Imaginez votre maison : les positions de chaque pièce sont gravées dans votre mémoire. Dans l'hippocampe, chaque pièce active un groupe distinct de cellules de lieu. Ainsi, en vous déplaçant (réellement ou mentalement), ces groupes s'allument successivement.

Au-delà des lieux, des souvenirs spécifiques sont liés à chacun d'eux. Comment le cerveau gère-t-il cette association sélective ? Cette question intrigue les chercheurs depuis longtemps.

Cellules traces-mémoire

Une étude récente apporte des réponses décisives. Salman Qasim et son équipe de l'Université Columbia ont identifié chez l'humain un nouveau type de cellules : les "cellules traces-mémoire".

Ces cellules fonctionnent comme des cellules de lieu, s'activant à des positions précises. Mais leur particularité : elles ne s'allument qu'aux endroits liés au rappel d'un souvenir spécifique.

Réalité virtuelle

Pour cette recherche, 19 patients épileptiques, consentants et équipés d'électrodes cérébrales préalables à leur traitement, ont participé. Ils ont joué à un jeu de mémoire en réalité virtuelle sur ordinateur portable.
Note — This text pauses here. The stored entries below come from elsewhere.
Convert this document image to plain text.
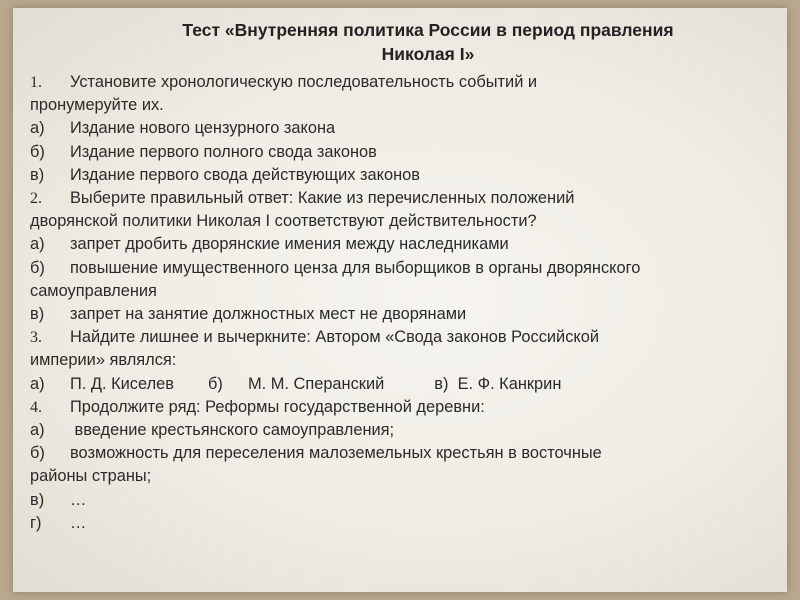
Тест «Внутренняя политика России в период правления
Николая I»
1. Установите хронологическую последовательность событий и
пронумеруйте их.
а) Издание нового цензурного закона
б) Издание первого полного свода законов
в) Издание первого свода действующих законов
2. Выберите правильный ответ: Какие из перечисленных положений
дворянской политики Николая I соответствуют действительности?
а) запрет дробить дворянские имения между наследниками
б) повышение имущественного ценза для выборщиков в органы дворянского
самоуправления
в) запрет на занятие должностных мест не дворянами
3. Найдите лишнее и вычеркните: Автором «Свода законов Российской
империи» являлся:
а) П. Д. Киселев б) М. М. Сперанский	в) Е. Ф. Канкрин
4. Продолжите ряд: Реформы государственной деревни:
а) введение крестьянского самоуправления;
б) возможность для переселения малоземельных крестьян в восточные
районы страны;
в) …
г) …
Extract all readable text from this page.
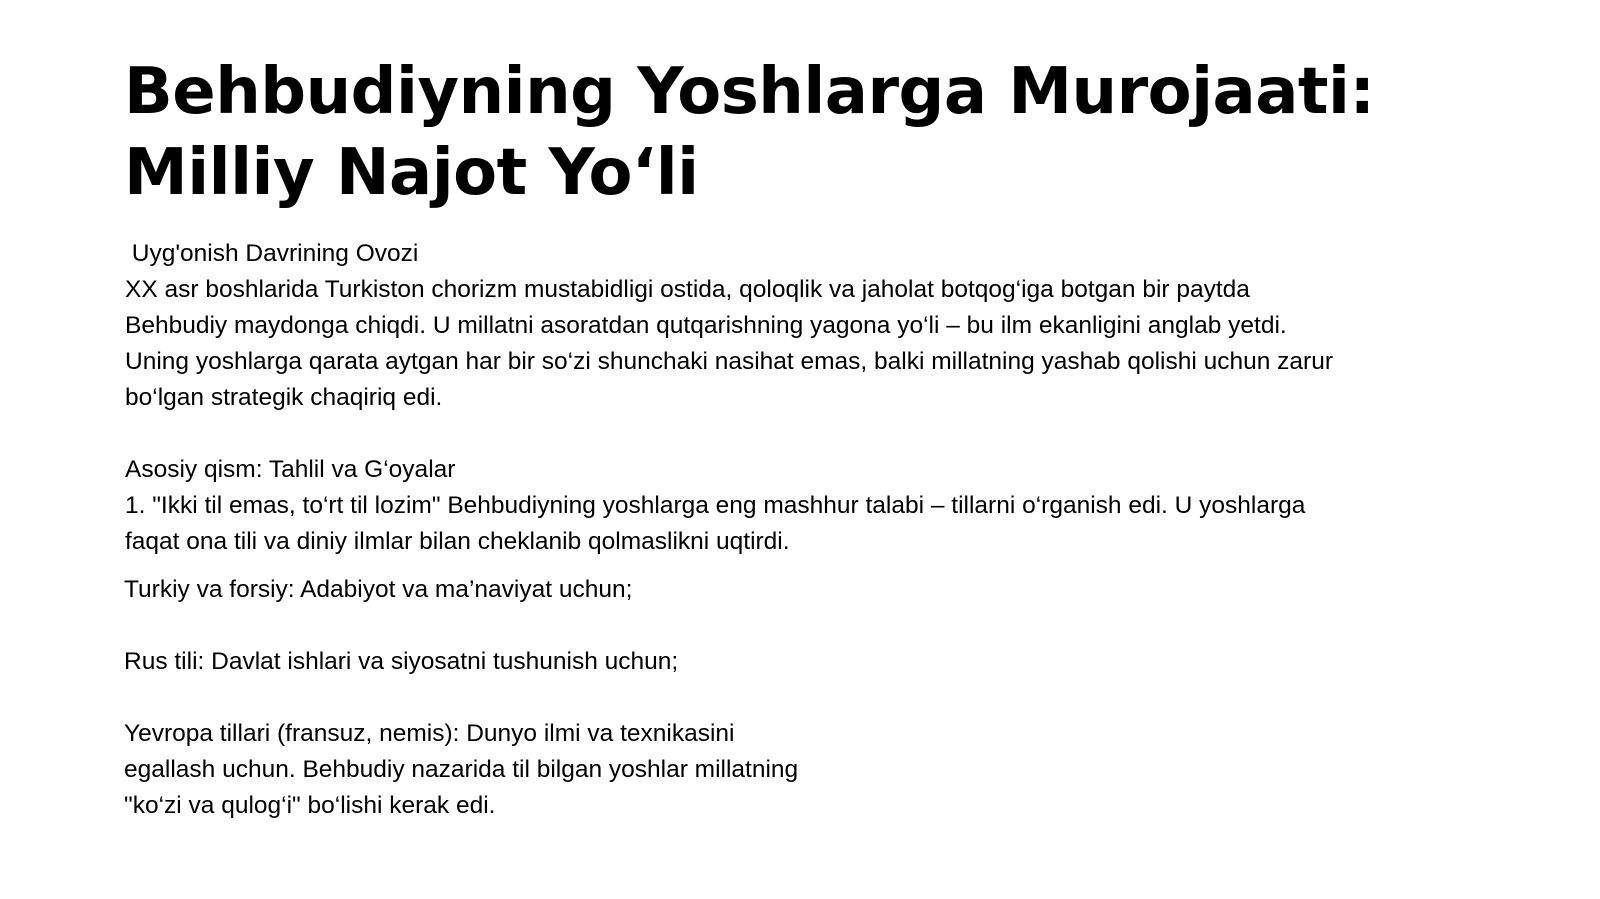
Behbudiyning Yoshlarga Murojaati:
Milliy Najot Yo‘li

Uyg'onish Davrining Ovozi
XX asr boshlarida Turkiston chorizm mustabidligi ostida, qoloqlik va jaholat botqog‘iga botgan bir paytda
Behbudiy maydonga chiqdi. U millatni asoratdan qutqarishning yagona yo‘li – bu ilm ekanligini anglab yetdi.
Uning yoshlarga qarata aytgan har bir so‘zi shunchaki nasihat emas, balki millatning yashab qolishi uchun zarur
bo‘lgan strategik chaqiriq edi.

Asosiy qism: Tahlil va G‘oyalar
1. "Ikki til emas, to‘rt til lozim" Behbudiyning yoshlarga eng mashhur talabi – tillarni o‘rganish edi. U yoshlarga
faqat ona tili va diniy ilmlar bilan cheklanib qolmaslikni uqtirdi.

Turkiy va forsiy: Adabiyot va ma’naviyat uchun;
Rus tili: Davlat ishlari va siyosatni tushunish uchun;
Yevropa tillari (fransuz, nemis): Dunyo ilmi va texnikasini
egallash uchun. Behbudiy nazarida til bilgan yoshlar millatning
"ko‘zi va qulog‘i" bo‘lishi kerak edi.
Via un contrôleur, ils exploraient un environnement virtuel avec quatre objets distincts à des emplacements variés. Après deux tours d'apprentissage, les objets disparaissaient. Dès le troisième tour, les participants signalaient l'emplacement supposé de chaque objet en appuyant sur un bouton.

Les cellules traces-mémoire interviennent principalement dans le rappel des souvenirs, plutôt que dans leur formation.

L'activité cérébrale a été mesurée au niveau cellulaire. Des cellules spécifiques, nommées traces-mémoire, s'activaient juste avant d'atteindre ces zones. Chacune pouvait s'activer à plusieurs endroits, selon le souvenir recherché. Ces activations n'apparaissaient qu'après les tours d'apprentissage, confirmant leur rôle dans la récupération mémorielle.

Maladie d'Alzheimer

Ces cellules se situent dans le cortex entorhinal, partie de la formation hippocampal et tôt affectée dans la maladie d'Alzheimer, qui altère la mémoire.

Leur implication dans cette pathologie reste à explorer. Néanmoins, cette découverte éclaire le mécanisme de la mémoire spatiale.

Les résultats sont publiés dans la prestigieuse revue Nature Neuroscience.